It was always obvious to me that this was the case. Cameras and sensors do not overcome the chaos of supermarket shelving, but a ton of CCTV makes it fairly straightforward to build somewhat scalable human processes around this sort of thing. Fake it 'til you make it.
Another example that I'd bet is mostly human driven is the e-passport gates at many airports (not US airports). You put your passport in the machine, it points a camera at your face, and then it lets you through. Quick and easy, but I'm sure it's at least partially human driven – the response times aren't great, and it's much easier to show a few details to someone playing enterprise-grade Papers Please in a call centre in Swindon than it is to build some accurate machine learning system that meets the bar and can be understood by the goverment agency implementing it.
I flew out of SXM (St Maarten) Airport earlier this year.

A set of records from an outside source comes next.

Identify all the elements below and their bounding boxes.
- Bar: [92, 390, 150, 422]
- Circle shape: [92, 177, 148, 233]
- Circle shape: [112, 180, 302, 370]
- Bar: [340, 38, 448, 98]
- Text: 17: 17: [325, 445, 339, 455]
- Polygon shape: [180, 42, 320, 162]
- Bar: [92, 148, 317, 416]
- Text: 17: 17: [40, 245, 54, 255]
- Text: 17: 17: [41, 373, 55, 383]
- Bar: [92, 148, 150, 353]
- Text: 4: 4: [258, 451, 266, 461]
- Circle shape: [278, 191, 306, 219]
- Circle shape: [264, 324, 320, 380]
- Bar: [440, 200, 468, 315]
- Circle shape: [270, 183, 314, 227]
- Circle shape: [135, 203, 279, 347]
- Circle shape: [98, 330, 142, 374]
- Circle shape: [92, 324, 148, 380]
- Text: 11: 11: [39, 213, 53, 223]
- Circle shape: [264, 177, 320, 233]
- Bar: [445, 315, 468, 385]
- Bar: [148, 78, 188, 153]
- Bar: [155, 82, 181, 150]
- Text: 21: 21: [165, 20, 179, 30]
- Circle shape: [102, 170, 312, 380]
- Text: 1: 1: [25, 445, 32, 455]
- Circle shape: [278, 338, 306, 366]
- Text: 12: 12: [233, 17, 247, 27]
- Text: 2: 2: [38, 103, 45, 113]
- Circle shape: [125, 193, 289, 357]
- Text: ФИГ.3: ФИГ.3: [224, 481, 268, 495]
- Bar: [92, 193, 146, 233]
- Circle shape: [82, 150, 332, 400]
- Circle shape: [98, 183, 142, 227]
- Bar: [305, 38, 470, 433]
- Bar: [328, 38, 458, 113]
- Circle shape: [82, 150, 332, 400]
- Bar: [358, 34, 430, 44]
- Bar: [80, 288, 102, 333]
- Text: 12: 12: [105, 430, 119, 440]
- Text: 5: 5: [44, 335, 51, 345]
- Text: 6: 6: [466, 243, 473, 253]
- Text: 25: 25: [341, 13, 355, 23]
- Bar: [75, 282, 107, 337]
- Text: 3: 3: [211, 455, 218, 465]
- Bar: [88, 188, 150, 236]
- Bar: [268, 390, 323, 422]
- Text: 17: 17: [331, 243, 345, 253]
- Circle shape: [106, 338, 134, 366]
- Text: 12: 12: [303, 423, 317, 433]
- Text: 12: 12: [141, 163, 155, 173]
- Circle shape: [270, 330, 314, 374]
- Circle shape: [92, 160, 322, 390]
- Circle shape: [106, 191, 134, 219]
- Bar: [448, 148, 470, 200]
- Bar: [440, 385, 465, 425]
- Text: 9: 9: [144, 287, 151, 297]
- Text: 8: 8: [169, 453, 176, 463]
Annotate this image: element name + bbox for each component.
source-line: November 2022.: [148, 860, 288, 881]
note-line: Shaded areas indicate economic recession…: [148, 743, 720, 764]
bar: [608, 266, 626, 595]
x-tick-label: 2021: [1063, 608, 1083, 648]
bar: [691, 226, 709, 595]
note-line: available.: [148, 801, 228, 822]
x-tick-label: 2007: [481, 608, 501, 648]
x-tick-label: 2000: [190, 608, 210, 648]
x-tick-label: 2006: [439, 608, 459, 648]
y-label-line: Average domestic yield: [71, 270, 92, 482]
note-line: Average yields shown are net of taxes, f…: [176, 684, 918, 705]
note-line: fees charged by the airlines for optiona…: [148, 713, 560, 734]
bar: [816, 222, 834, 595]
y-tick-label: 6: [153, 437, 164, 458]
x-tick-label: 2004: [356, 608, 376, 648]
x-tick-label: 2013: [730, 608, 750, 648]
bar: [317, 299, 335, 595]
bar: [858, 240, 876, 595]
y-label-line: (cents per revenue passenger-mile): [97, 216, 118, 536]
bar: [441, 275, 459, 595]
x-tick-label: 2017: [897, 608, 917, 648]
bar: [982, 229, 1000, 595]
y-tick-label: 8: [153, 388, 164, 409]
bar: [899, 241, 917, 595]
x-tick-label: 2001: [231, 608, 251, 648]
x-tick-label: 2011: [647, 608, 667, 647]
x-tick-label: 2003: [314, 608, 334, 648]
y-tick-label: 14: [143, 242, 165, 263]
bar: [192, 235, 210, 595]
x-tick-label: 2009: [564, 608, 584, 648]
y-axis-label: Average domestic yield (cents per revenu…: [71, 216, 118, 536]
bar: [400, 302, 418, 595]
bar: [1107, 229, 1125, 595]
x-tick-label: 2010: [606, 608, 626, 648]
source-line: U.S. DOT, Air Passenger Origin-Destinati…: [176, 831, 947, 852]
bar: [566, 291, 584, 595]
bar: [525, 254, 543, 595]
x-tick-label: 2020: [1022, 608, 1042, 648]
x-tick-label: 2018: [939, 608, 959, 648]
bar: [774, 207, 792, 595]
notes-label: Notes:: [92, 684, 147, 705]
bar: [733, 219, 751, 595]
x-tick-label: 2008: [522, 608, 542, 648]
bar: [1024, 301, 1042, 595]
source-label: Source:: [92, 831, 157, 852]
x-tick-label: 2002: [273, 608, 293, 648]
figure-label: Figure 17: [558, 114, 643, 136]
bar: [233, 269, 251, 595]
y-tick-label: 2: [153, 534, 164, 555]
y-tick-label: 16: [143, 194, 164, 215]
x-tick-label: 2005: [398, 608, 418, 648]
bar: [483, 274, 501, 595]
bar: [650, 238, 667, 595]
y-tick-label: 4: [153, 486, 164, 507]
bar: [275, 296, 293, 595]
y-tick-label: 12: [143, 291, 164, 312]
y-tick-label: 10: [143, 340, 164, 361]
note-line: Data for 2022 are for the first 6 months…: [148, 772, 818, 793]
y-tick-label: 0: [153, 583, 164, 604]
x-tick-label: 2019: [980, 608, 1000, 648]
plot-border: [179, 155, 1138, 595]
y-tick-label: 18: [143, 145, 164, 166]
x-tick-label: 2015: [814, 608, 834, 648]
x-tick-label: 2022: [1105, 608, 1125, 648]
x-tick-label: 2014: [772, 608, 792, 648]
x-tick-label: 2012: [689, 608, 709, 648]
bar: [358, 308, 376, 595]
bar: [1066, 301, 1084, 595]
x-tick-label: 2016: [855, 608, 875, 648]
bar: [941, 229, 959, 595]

Their new departures terminal features an e-passport gate to exit the country. The agent watching over the turnstiles sits just past the gates in a glass booth. You can see them comparing the photo taken to the photo recorded in the passport. That's all there is to it.
I've seen a row of 20 active e-passport gates and maybe 1 or 2 officers in their booths off to the side, both assessing people in their role as a second line of assessment (I've before had the gates fail to scan my passport and had to go to the booth). At least in those circumstances, it doesn't seem to be the case – both because I don't think a 1-10 ratio would work, and because they were busy doing other things. Maybe this happens in some places, but as far as I can tell, not in the UK/Heathrow or Australia/Melbourne where I use these gates regularly.
Could not scroll on my iPhone 14 so was unable to read.
I went to Amazon Go several times to understand the tech. The one in Seattle had hundreds, possibly thousands of cameras but they apparently were all in the ceiling so I couldn’t figure out how objects could be tracked properly.
Hoping someone from Amazon can confirm or disprove this story.
I'd also like to know. In the first story I've read it said something like '1000 workers were labeling videos for Amazon'. Not clear to me if they were training a model to do this then or if they actually were following every shopper through video feed and seeing what they would pick out
Another example that I'd bet is mostly human driven is the e-passport gates at many airports (not US airports). You put your passport in the machine, it points a camera at your face, and then it lets you through. Quick and easy, but I'm sure it's at least partially human driven – the response times aren't great, and it's much easier to show a few details to someone playing enterprise-grade Papers Please in a call centre in Swindon than it is to build some accurate machine learning system that meets the bar and can be understood by the goverment agency implementing it.